The aim of the session is to learn the first steps of handling UK Biobank data.

Lei’s session will cover the following topics:

Download useful documents on data exaction from UKB Showcase website

How to run file handlers (ukbmd5 etc.)

How to extract the user-specified fields

How to label the extracted variables

At the end of the session, participants will be able to:

Specify data fields using “vlookup” in Excel

Download the file handlers from UKB website

Run these file handlers to download UKB data

Extract variables from UKB data

Paul McCarthy’s session will introduce FUNPACK, which is a command-line program which can be used to extract data from UK Biobank (and other tabular) data. A large number of rules are built into FUNPACK which are specific to the UK Biobank data set. But you can control and customise

everything that FUNPACK does to your data, including which rows and columns to extract, and which cleaning/processing steps to perform on each column.
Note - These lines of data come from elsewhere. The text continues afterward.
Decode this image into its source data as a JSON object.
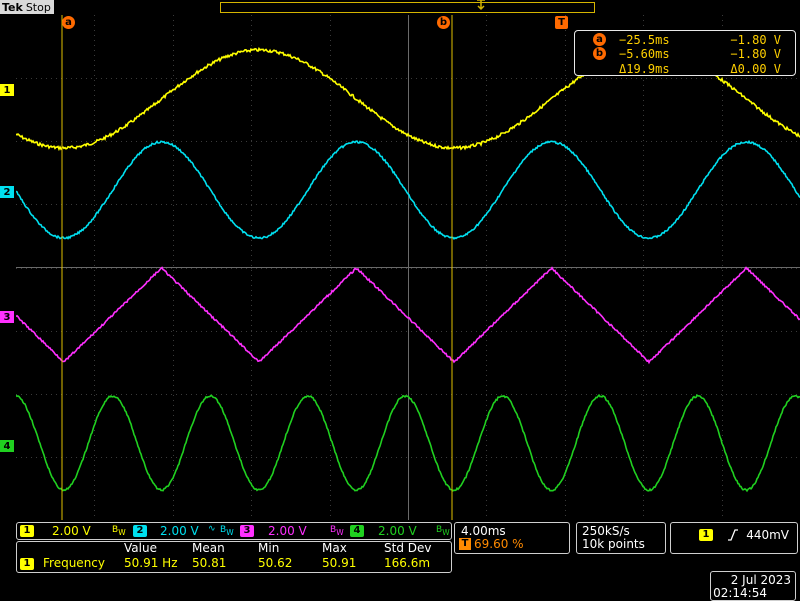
{
  "header": {
    "brand": "Tek",
    "status": "Stop"
  },
  "cursors": {
    "a": {
      "label": "a",
      "time": "−25.5ms",
      "voltage": "−1.80 V"
    },
    "b": {
      "label": "b",
      "time": "−5.60ms",
      "voltage": "−1.80 V"
    },
    "delta_time": "Δ19.9ms",
    "delta_voltage": "Δ0.00 V"
  },
  "trigger_marker": "T",
  "channels": [
    {
      "num": "1",
      "scale": "2.00 V",
      "color": "#ffff00"
    },
    {
      "num": "2",
      "scale": "2.00 V",
      "color": "#00e0f0"
    },
    {
      "num": "3",
      "scale": "2.00 V",
      "color": "#ff30ff"
    },
    {
      "num": "4",
      "scale": "2.00 V",
      "color": "#20d020"
    }
  ],
  "timebase": {
    "scale": "4.00ms",
    "trigger_position": "69.60 %",
    "sample_rate": "250kS/s",
    "record_length": "10k points"
  },
  "trigger": {
    "source": "1",
    "slope_icon": "rising-edge-icon",
    "level": "440mV"
  },
  "measurement": {
    "headers": [
      "Value",
      "Mean",
      "Min",
      "Max",
      "Std Dev"
    ],
    "channel": "1",
    "name": "Frequency",
    "values": [
      "50.91 Hz",
      "50.81",
      "50.62",
      "50.91",
      "166.6m"
    ]
  },
  "datetime": {
    "date": "2 Jul   2023",
    "time": "02:14:54"
  }
}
The session will comprise a brief introduction to FUNPACK, and an interactive demonstration showing what FUNPACK can be used for.

Paul’s session will cover the following topics:

The nature of UK Biobank data files Installing FUNPACK Common tasks that can be performed with FUNPACK

The objective of this session is to show participants how they can use FUNPACK to extract variables of interest from a UK Biobank data file.

At the end of the session, participants will be able to use FUNPACK to:

Extract a sub-set of variables or subjects from a large tabluar UK BioBank data file

Apply recoding and/or binarisation rules to categorical variables

Apply replacement rules to hierarchical variables (e.g. ICD10)